NORSE: A solver for the relativistic non-linear Fokker-Planck equation for electrons in a homogeneous plasma

TL;DR

This paper introduces NORSE, a novel solver for the relativistic non-linear Fokker-Planck equation that models electron dynamics in plasmas with high electric fields and relativistic temperatures, enabling more accurate predictions of runaway phenomena.

Contribution

The paper presents a fully non-linear, relativistic kinetic solver capable of modeling electron behavior under strong electric fields, extending beyond previous linear or non-relativistic approaches.

Findings

Transition to electron slide-away occurs at lower field strengths than previously predicted.

NORSE accurately models non-Maxwellian electron distributions in high-field plasmas.

The solver can handle large electric fields and relativistic temperatures effectively.

Abstract

Energetic electrons are of interest in many types of plasmas, however previous modeling of their properties has been restricted to the use of linear Fokker-Planck collision operators or non-relativistic formulations.
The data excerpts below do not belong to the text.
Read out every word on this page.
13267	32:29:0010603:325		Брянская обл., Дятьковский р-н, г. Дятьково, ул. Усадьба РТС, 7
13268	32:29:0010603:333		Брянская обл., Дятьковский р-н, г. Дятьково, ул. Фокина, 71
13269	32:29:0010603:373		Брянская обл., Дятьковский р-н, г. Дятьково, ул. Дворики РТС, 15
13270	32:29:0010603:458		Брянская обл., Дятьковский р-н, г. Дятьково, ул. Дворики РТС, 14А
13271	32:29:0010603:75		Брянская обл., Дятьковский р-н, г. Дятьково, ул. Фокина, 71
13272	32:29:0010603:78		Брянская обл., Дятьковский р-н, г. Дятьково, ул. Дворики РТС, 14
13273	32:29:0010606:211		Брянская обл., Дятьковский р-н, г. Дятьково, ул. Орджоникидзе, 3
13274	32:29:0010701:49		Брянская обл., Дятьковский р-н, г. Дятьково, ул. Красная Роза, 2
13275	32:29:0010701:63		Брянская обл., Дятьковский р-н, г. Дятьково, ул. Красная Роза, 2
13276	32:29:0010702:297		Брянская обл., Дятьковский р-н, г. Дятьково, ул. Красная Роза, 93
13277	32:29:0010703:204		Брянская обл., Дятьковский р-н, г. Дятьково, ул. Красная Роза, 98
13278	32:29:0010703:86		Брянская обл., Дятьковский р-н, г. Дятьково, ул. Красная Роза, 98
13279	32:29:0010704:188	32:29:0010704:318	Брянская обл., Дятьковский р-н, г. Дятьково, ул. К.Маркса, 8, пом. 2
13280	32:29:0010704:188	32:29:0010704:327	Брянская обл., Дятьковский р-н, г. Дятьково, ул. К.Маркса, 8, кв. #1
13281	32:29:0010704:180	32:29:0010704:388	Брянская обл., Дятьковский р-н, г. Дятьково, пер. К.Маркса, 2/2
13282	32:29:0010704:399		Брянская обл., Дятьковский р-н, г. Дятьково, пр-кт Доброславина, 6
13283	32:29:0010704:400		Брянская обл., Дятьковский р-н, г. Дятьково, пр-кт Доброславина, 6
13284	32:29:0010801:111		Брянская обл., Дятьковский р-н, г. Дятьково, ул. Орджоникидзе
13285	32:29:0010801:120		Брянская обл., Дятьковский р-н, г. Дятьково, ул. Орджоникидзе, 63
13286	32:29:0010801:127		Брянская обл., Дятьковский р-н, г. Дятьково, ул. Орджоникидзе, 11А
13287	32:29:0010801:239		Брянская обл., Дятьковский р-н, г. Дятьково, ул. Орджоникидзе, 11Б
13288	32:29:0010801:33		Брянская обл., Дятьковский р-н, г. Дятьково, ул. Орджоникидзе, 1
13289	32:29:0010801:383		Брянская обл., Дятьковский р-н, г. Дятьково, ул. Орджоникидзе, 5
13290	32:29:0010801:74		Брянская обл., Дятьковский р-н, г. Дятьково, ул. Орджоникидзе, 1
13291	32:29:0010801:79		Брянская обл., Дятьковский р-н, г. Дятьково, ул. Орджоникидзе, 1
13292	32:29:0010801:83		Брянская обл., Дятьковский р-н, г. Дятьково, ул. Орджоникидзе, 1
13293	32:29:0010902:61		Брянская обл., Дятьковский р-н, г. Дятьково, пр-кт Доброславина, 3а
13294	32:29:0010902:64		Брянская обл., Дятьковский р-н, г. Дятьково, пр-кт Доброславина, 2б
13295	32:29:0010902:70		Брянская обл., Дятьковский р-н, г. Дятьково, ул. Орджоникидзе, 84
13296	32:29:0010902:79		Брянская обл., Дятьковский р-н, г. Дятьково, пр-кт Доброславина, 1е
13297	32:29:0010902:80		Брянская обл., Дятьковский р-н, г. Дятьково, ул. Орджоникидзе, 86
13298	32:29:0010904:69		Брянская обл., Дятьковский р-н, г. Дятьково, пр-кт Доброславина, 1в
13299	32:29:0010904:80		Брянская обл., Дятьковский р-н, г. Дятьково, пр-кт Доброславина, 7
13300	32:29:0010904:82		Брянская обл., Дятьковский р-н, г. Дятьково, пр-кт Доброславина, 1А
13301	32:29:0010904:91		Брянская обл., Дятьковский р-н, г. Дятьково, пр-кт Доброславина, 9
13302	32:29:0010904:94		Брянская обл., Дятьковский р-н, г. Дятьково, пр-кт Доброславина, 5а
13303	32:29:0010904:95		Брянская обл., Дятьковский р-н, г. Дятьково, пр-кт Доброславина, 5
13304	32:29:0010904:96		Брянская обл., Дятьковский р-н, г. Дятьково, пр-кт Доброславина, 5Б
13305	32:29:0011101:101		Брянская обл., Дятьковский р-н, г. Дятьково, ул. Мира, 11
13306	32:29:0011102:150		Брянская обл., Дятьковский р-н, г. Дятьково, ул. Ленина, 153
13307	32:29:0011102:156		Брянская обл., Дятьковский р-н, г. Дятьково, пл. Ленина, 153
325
Here, we describe a fully non-linear kinetic-equation solver, capable of handling large electric-field strengths (compared to the Dreicer field) and relativistic temperatures. This tool allows modeling of the momentum-space dynamics of the electrons in cases where strong departures from Maxwellian distributions may arise. As an example, we consider electron runaway in magnetic-confinement fusion plasmas and describe a transition to electron slide-away at field strengths significantly lower than previously predicted.